La conférence s'adresse autant aux personnes aux prises avec le problème qu'à celles qui vivent auprès de joueurs compulsifs. Le jeu compulsif, ça se développe, fait remarquer M. Lavergne. Tout le monde peut devenir compulsif. C'est différent de l'alcoolisme ou la toxicomanie, croit-il, estimant que pour sa part, aucun problème relié à l'enfance n'était à l'origine de ses difficultés. Je n'ai pas reçu de claques sur les fesses, lance-t-il à la blague.

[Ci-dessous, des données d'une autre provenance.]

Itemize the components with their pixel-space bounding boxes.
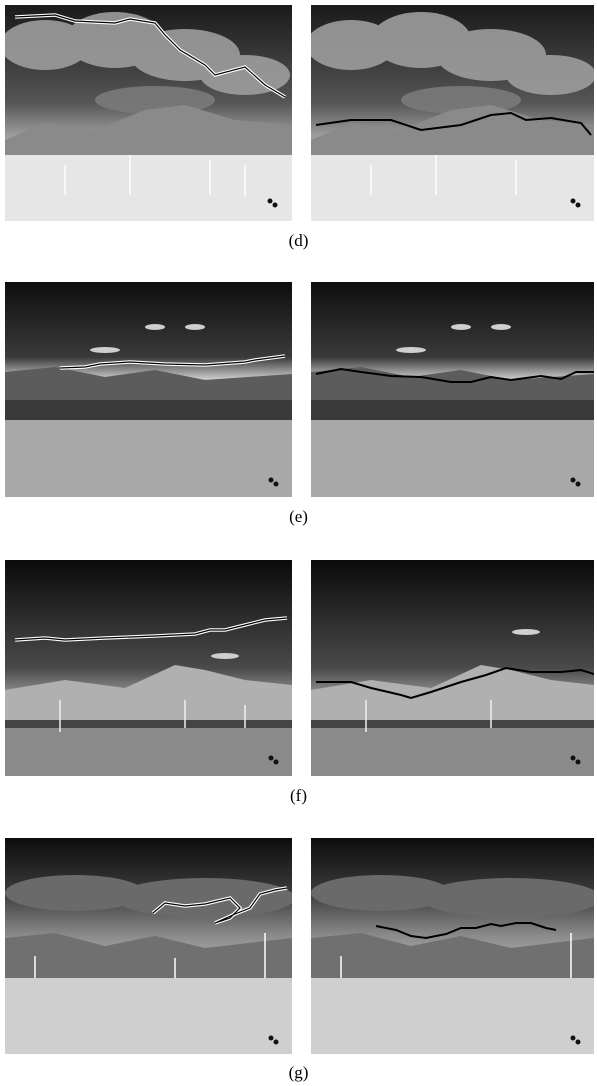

Je veux donner des trucs pour éviter à quelqu'un de devenir compulsif, admettant du même souffle que cette conférence serait aussi bénéfique pour lui-même. Ça va m'aider d'en parler, car c'est un sujet encore tabou. On a honte de ça car les gens ne comprennent pas que tu puisses dépenser autant d'argent dans un vidéo poker, par exemple, explique celui qui a suivi deux thérapies et assisté à des centaines de rencontres de Gambler anonyme pour s'en sortir.
J'aimerais aussi que des dirigeants d'entreprise assistent à cette conférence car je souhaite pouvoir donner des conférences sur les lieux de travail.M. Lavergne dit par ailleurs ne pas vouloir partir en guerre contre Loto-Québec. Si quelqu'un est capable de se contrôler, il peut bien jouer.
Quant à lui, il ne veut même plus acheter des billets de loterie en compagnie de ses camarades de travail. Je ne remplirais même pas un coupon pour gagner un sac de chips, parce que je commencerais déjà à voir la petite lumière du gain... La main dans l'engrenage, Marco Lavergne ne veut plus que ça lui arrive.